Personal information
- Nickname: Grenade^{[citation needed]}
- Nationality: Nigerian
- Born: 22 October 1982 (age 43) Abuja, Nigeria
- Height: 1.82 m (6 ft 0 in)
- Weight: Super-middleweight

Boxing career
- Stance: Orthodox

Boxing record
- Total fights: 40
- Wins: 33
- Win by KO: 26
- Losses: 7

= Isaac Ekpo =

Nigerian boxer (born 1982)

Isaac Ekpo (born 22 October 1982) is a Nigerian professional boxer who has challenged three times for a super-middleweight world title between 2013 and 2018. He held the Commonwealth super-middleweight title in 2014. As an amateur, Ekpo competed at the 2004 Summer Olympics.

==Amateur career==
In 2004, Ekpo was a member of the Nigerian Olympic team, and was defeated in the first round by Utkirbek Haydarov from Uzbekistan.

==Professional career==
Ekpo challenged WBO super-middleweight champion Robert Stieglitz at Messehalle in Leipzig, Germany, on 19 October 2013, but lost via unanimous decision.

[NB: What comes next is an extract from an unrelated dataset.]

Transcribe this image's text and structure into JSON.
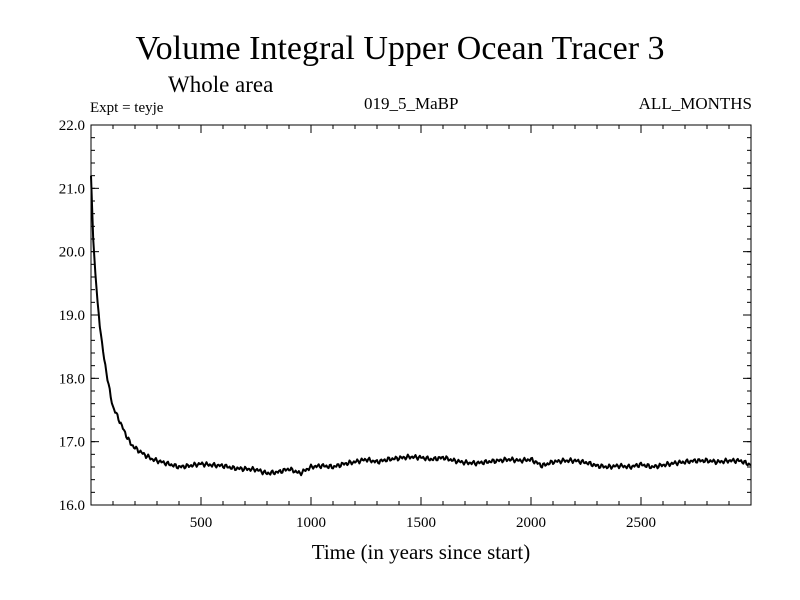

He defeated Peter Ato Ricketts by unanimous decision to win the vacant Commonwealth super-middleweight title at Aborigines Beach Resort in Keta, Ghana, on 28 June 2014.

Ekpo challenged WBA (Regular) super-middleweight champion Tyron Zeuge at MBS Arena in Potsdam, Germany, on 25 March 2017, losing by technical decision having been behind on all three judges' scorecards when the fight was stopped in the fifth round because of a cut sustained by Zeuge in an accidental clash of heads. A rematch took place at Edel-optics.de Arena in Hamburg, Germany, on 24 March 2018, with Ekpo being defeated via technical knockout in the second round.